Department of Chemistry and Biochemistry, Swarthmore College, Swarthmore, PA, United States.
Department of Biology, Swarthmore College, Swarthmore, PA, United States.
Front Immunol. 2020 Jul 17;11:1529. doi: 10.3389/fimmu.2020.01529. eCollection 2020.
Understanding affinity maturation of antibodies that can target many variants of HIV-1 is important for vaccine development. While the antigen-binding site of antibodies is known to mutate throughout the co-evolution of antibodies and viruses in infected individuals, the roles of the mutations in the antibody framework region are not well understood. Throughout affinity maturation, the CH103 broadly neutralizing antibody lineage, from an individual designated CH505, altered the orientation of one of its antibody variable domains. The change in orientation was a response to insertions in the variable loop 5 (V5) of the HIV envelope. In this study, we generated CH103 lineage antibody variants in which residues in the variable domain interface were mutated, and measured the binding to both autologous and heterologous HIV-1 envelopes. Our data show that very few mutations in an early intermediate antibody of the lineage can improve binding toward both autologous and heterologous HIV-1 envelopes. We also crystallized an antibody mutant to show that framework mutations alone can result in a shift in relative orientations of the variable domains. Taken together, our results demonstrate the functional importance of residues located outside the antigen-binding site in affinity maturation.
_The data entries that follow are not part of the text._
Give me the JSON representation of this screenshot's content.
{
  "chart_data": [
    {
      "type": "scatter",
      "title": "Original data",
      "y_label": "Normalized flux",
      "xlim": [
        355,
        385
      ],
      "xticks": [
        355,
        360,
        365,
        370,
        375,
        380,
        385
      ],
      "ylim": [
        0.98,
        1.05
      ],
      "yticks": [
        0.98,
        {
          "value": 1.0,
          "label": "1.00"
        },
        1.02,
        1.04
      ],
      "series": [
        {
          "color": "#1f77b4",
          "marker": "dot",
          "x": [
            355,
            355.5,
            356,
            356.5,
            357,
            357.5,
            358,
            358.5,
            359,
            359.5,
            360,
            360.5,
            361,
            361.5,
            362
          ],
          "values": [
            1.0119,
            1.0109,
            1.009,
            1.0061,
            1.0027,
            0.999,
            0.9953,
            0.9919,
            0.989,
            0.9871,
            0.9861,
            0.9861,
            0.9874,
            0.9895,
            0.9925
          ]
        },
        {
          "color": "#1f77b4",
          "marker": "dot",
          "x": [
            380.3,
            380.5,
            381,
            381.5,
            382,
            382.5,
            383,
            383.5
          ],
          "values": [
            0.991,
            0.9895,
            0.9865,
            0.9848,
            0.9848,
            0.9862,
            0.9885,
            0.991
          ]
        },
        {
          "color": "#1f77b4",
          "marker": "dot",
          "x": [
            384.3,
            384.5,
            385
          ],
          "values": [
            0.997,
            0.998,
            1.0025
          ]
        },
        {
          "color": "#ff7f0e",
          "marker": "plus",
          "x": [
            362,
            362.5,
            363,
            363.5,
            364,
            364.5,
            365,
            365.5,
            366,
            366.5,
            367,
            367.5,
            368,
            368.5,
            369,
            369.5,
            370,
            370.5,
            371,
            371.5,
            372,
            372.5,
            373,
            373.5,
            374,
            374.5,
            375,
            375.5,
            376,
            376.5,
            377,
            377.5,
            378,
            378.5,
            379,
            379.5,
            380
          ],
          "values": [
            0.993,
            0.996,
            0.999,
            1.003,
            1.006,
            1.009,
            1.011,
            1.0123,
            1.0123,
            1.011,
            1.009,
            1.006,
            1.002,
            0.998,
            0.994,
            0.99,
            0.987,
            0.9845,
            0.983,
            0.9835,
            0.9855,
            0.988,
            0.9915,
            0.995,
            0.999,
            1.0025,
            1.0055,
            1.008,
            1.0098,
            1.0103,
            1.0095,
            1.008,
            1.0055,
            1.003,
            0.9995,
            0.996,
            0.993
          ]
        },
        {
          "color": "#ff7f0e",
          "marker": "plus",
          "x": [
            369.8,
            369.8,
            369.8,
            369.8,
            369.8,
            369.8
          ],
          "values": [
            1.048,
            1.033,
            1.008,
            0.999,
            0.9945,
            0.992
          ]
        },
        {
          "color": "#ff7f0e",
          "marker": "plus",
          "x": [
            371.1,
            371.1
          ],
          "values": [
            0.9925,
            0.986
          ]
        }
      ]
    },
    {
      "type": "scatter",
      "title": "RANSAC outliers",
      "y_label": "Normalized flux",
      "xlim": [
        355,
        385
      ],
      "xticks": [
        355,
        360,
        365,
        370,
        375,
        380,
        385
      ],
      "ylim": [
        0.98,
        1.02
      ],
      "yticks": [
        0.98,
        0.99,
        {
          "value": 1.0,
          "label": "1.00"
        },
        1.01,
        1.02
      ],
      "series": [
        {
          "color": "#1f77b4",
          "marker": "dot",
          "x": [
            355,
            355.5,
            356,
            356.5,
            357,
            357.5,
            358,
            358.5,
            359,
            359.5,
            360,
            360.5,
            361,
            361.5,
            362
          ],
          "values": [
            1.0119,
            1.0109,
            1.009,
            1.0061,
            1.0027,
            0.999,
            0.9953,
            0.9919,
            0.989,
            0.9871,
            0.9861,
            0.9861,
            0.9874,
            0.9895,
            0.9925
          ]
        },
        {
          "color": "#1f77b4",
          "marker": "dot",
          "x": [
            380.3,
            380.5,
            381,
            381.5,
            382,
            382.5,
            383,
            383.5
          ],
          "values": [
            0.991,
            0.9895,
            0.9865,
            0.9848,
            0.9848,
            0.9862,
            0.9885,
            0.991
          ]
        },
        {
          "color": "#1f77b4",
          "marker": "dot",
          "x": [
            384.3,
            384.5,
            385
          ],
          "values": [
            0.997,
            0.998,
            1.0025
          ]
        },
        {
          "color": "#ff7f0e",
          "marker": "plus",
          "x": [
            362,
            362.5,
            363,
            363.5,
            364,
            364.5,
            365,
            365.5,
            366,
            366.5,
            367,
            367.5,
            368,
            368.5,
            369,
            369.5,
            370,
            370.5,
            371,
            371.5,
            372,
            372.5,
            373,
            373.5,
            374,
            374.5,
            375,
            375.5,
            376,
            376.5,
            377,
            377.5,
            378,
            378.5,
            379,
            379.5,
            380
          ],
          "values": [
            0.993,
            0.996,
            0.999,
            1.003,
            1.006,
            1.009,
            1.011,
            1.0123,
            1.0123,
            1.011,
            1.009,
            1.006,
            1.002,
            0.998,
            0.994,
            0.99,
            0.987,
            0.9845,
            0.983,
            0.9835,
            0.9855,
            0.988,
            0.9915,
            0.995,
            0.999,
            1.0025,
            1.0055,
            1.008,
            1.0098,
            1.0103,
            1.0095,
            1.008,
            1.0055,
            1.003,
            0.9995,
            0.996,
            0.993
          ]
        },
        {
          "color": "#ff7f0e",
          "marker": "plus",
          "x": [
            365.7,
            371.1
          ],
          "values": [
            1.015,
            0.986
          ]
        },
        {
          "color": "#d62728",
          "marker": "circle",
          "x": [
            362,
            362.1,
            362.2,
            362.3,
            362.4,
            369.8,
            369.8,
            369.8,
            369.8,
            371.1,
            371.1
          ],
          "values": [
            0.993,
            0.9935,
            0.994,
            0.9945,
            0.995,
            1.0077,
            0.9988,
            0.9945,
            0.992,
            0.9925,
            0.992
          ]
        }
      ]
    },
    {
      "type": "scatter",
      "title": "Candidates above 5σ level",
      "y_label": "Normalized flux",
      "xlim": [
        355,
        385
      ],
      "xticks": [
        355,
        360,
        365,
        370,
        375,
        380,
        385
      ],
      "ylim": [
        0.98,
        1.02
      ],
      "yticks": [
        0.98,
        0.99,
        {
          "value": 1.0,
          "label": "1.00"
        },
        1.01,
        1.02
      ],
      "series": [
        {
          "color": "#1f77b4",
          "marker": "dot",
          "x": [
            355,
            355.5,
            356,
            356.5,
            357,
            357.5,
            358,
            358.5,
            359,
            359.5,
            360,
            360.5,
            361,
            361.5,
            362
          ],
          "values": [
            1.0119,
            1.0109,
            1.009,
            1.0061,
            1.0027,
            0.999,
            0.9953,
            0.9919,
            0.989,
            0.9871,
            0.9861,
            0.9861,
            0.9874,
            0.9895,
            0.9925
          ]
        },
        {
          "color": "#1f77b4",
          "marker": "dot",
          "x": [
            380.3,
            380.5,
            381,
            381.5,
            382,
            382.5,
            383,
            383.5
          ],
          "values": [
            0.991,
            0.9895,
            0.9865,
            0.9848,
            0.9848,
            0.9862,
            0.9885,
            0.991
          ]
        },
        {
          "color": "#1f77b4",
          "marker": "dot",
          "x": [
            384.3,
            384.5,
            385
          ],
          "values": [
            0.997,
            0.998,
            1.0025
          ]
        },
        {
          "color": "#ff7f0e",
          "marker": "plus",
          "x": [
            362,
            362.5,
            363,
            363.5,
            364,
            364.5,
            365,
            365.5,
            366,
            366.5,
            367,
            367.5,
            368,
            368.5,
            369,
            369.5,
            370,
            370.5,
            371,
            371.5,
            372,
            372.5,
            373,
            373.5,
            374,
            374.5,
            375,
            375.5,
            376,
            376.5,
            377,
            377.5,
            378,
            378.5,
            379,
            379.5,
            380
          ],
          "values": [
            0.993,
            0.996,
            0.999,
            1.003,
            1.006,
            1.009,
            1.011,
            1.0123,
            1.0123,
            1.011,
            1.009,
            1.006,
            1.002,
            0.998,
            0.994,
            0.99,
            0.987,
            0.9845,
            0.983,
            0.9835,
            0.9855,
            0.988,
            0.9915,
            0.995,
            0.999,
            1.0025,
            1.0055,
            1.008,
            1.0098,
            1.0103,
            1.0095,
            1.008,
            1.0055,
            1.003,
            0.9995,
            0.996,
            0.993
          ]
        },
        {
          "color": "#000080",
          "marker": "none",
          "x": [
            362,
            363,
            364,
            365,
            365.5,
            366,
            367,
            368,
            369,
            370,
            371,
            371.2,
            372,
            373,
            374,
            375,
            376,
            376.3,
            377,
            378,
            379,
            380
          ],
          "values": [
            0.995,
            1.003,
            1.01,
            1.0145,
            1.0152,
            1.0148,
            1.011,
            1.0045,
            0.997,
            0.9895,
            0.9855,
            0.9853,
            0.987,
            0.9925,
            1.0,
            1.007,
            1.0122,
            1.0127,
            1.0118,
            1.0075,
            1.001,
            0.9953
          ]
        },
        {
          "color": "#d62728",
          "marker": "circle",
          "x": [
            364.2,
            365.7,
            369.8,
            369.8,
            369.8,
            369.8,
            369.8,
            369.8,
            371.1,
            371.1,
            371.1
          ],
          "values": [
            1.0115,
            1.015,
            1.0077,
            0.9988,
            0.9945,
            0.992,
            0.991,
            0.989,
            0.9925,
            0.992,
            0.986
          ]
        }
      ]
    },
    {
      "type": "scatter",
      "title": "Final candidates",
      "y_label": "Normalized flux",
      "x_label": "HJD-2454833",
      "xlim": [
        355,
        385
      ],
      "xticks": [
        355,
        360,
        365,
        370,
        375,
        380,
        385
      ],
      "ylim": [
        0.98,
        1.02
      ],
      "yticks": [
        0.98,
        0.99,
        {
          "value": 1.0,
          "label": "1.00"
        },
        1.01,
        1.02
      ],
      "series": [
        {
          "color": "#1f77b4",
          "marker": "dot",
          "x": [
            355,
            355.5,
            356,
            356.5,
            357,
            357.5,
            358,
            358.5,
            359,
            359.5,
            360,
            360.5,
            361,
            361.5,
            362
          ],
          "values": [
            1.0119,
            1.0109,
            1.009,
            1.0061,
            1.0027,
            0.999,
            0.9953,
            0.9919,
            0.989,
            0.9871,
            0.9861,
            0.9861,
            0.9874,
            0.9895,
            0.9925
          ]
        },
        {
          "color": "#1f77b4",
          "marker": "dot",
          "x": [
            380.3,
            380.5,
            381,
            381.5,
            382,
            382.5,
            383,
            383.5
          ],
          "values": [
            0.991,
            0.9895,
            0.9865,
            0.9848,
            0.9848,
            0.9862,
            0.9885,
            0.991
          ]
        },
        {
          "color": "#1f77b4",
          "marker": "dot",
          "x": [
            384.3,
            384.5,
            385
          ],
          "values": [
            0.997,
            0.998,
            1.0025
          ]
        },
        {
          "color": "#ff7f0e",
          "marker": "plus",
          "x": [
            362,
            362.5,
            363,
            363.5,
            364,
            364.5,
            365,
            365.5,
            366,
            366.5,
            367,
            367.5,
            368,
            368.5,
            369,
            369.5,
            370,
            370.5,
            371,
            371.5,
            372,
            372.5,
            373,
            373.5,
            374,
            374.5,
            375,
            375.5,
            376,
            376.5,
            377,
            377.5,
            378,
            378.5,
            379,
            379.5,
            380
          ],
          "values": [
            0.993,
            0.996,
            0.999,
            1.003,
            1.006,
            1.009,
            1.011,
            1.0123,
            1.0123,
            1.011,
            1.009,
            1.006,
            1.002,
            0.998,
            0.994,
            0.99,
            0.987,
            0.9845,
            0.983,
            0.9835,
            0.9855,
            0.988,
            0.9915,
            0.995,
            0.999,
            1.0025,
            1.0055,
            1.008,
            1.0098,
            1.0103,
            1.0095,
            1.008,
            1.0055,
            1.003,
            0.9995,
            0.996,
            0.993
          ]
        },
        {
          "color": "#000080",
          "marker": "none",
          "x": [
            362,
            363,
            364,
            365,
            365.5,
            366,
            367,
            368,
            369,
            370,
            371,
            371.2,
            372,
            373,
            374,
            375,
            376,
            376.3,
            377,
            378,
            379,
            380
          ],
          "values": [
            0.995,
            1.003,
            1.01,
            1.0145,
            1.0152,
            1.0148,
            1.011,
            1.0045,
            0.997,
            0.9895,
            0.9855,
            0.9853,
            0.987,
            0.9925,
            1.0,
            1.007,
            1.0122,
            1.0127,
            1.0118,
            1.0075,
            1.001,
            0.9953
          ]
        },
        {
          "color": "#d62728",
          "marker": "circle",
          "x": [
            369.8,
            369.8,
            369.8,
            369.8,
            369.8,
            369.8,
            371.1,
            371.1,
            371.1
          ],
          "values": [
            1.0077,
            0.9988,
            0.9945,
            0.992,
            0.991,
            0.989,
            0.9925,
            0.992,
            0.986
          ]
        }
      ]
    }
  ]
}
了解能够针对 HIV-1 多种变体的抗体的亲和力成熟对于疫苗开发非常重要。尽管已知抗体的抗原结合位点在感染个体中抗体和病毒的共同进化过程中会发生突变,但抗体框架区域突变的作用尚不清楚。在亲和力成熟过程中,来自个体 CH505 的广谱中和抗体谱系 CH103 改变了其一个抗体可变结构域的取向。这种取向的变化是对 HIV 包膜可变环 5(V5)插入的反应。在这项研究中,我们生成了 CH103 谱系抗体变体,其中可变结构域界面中的残基发生了突变,并测量了它们与同源和异源 HIV-1 包膜的结合。我们的数据表明,谱系中早期中间抗体的少数突变就可以提高对同源和异源 HIV-1 包膜的结合能力。我们还结晶了一个抗体突变体,以显示仅框架突变就可以导致可变结构域相对取向的变化。总之,我们的结果表明位于抗原结合位点之外的残基在亲和力成熟过程中具有重要的功能。